Some great varieties I’ve already been growing include True Red Cranberry Pole and Jacob’s Cattle Bush, both on Slow Food’s Ark of Taste. True Red Cranberry is a northeastern Native American bean, big and beautiful, and I’ve had great luck with it the past two years. Jacob’s Cattle is said to be a Maine Passamaquoddy heirloom, big and tasty.
This year I found some new climbers to try. They aren’t quite as local. Hidatsa Shield Figure Beans, from the Hidatsa tribe of North Dakota, and Turkey Craw Beans, from the VA/NC/TN area are both on the Slow Food Ark of Taste. Good Mother Stallard Beans, named for Carrie Belle Stallard of Wise County, VA, can be traced back to the 1930s. Sarah Mostoller in PA found Mostoller Wild Goose Beans in 1865 in the crop of a wild goose and her family grew them for 116 years before donating them to Seed Savers. Those Turkey Craw Beans were also found in a bird – the craw of a turkey – by an 1800s hunter.

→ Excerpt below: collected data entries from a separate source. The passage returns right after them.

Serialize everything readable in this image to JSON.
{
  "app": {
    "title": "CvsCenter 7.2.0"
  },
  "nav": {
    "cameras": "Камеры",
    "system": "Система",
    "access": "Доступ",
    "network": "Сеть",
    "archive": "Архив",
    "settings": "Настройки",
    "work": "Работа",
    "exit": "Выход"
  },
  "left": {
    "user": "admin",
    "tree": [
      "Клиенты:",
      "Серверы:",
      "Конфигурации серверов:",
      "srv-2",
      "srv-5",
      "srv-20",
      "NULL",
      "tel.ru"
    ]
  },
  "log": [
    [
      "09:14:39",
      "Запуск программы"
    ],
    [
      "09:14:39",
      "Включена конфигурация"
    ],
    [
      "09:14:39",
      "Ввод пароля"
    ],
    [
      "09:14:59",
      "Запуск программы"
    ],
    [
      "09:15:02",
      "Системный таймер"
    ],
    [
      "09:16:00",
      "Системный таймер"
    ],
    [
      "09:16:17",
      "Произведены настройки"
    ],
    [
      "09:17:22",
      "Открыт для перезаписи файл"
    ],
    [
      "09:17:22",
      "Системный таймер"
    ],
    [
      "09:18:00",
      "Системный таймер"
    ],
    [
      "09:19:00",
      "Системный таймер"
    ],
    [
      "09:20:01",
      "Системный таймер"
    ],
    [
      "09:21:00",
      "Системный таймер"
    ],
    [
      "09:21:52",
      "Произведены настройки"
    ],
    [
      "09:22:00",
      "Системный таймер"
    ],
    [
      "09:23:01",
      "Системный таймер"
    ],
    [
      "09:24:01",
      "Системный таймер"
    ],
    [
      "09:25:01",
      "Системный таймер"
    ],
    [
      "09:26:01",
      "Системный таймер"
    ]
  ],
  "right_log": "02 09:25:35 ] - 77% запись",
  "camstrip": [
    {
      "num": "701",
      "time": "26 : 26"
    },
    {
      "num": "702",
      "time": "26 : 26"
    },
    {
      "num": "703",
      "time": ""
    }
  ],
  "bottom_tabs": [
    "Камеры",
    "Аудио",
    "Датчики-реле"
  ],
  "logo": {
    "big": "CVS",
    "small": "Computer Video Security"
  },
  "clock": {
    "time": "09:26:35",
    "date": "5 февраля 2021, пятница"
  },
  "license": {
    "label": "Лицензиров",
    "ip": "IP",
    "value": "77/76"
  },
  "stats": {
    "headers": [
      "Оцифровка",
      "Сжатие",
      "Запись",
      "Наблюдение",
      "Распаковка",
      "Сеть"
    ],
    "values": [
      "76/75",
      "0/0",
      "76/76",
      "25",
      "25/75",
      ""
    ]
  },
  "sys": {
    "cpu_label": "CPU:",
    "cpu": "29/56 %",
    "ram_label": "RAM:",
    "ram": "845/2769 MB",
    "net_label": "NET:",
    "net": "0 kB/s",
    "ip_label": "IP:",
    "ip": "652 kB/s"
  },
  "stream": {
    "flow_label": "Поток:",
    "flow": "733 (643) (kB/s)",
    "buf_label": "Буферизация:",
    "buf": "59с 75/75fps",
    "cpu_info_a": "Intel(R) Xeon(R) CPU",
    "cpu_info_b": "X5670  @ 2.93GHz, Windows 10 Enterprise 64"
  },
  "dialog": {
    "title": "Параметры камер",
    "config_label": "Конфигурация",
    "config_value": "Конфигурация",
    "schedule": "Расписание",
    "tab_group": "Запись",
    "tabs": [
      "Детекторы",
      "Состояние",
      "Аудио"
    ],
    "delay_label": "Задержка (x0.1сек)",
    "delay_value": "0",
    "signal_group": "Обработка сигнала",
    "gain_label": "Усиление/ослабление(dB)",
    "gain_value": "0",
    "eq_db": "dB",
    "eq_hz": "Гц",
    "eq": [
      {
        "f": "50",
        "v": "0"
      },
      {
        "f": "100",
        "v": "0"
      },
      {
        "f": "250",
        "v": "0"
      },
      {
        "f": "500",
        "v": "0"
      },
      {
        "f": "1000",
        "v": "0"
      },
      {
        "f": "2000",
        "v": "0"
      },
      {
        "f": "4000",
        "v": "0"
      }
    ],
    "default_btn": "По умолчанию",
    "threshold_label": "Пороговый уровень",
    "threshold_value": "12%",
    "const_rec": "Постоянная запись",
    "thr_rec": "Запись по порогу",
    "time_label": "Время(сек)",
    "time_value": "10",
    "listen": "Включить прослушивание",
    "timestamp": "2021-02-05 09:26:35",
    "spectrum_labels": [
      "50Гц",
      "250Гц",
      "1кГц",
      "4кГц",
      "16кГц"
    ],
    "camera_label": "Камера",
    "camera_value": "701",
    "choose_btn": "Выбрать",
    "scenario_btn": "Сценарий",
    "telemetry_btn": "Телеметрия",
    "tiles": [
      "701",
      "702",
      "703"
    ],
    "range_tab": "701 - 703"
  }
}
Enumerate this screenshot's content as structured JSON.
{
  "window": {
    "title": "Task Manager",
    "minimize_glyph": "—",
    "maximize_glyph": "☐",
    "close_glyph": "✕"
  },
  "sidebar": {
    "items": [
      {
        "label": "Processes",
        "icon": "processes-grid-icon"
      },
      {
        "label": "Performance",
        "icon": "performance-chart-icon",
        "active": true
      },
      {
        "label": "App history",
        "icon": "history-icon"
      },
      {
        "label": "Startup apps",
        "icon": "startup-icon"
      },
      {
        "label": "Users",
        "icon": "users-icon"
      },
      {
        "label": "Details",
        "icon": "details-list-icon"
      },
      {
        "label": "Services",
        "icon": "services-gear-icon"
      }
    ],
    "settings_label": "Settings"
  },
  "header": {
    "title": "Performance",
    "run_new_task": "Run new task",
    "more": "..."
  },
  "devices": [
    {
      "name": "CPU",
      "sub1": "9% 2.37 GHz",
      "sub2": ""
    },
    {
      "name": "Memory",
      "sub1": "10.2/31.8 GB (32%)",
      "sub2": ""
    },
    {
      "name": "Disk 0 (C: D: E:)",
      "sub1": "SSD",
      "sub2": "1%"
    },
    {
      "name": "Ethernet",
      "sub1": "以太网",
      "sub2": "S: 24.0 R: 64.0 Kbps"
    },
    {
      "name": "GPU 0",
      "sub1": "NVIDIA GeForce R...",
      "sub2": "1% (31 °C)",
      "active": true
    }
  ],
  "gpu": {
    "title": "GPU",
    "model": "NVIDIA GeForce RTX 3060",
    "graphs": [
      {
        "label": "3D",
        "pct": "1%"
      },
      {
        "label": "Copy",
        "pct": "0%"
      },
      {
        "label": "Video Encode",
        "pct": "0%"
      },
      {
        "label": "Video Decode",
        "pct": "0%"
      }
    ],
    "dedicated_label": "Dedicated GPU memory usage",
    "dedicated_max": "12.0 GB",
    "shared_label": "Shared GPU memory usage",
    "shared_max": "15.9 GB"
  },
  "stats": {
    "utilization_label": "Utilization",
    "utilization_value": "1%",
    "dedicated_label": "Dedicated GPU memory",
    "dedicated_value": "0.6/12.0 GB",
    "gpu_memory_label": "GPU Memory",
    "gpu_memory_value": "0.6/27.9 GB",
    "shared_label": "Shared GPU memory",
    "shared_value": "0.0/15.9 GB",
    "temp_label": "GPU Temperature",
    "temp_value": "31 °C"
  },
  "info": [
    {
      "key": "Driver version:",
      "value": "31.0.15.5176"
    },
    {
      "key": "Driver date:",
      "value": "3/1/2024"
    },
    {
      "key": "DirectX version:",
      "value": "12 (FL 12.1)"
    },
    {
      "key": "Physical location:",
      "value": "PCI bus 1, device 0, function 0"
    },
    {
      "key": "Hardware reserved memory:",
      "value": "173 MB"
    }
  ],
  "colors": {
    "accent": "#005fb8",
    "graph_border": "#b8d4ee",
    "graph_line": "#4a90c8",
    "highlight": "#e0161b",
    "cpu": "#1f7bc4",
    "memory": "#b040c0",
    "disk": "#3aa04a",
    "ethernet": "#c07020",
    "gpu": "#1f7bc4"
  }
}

I might also track down some Sweeney Bush Beans, which is a Canadian heirloom possibly from the Mohawk, or Kanonsionni, people. It spent some generations being grown out by The Sweeneys of Nova Scotia and my mother was a Sweeney, so I feel a connection to it. I know that Dr. Wiseman has experience with this bean, so I hope to hear about it from him at his workshop in Portsmouth NH this April.
As a lover of stories, knowing the journey these seeds took before arriving in my mailbox delights me.
All this researching and dreaming keeps me connected to the gardens through the cold months.
In about a month I’ll take the next step: seed starting. Onions and leeks are first, in late February. To me, that’s really the start of gardening season. It will be here before we know it.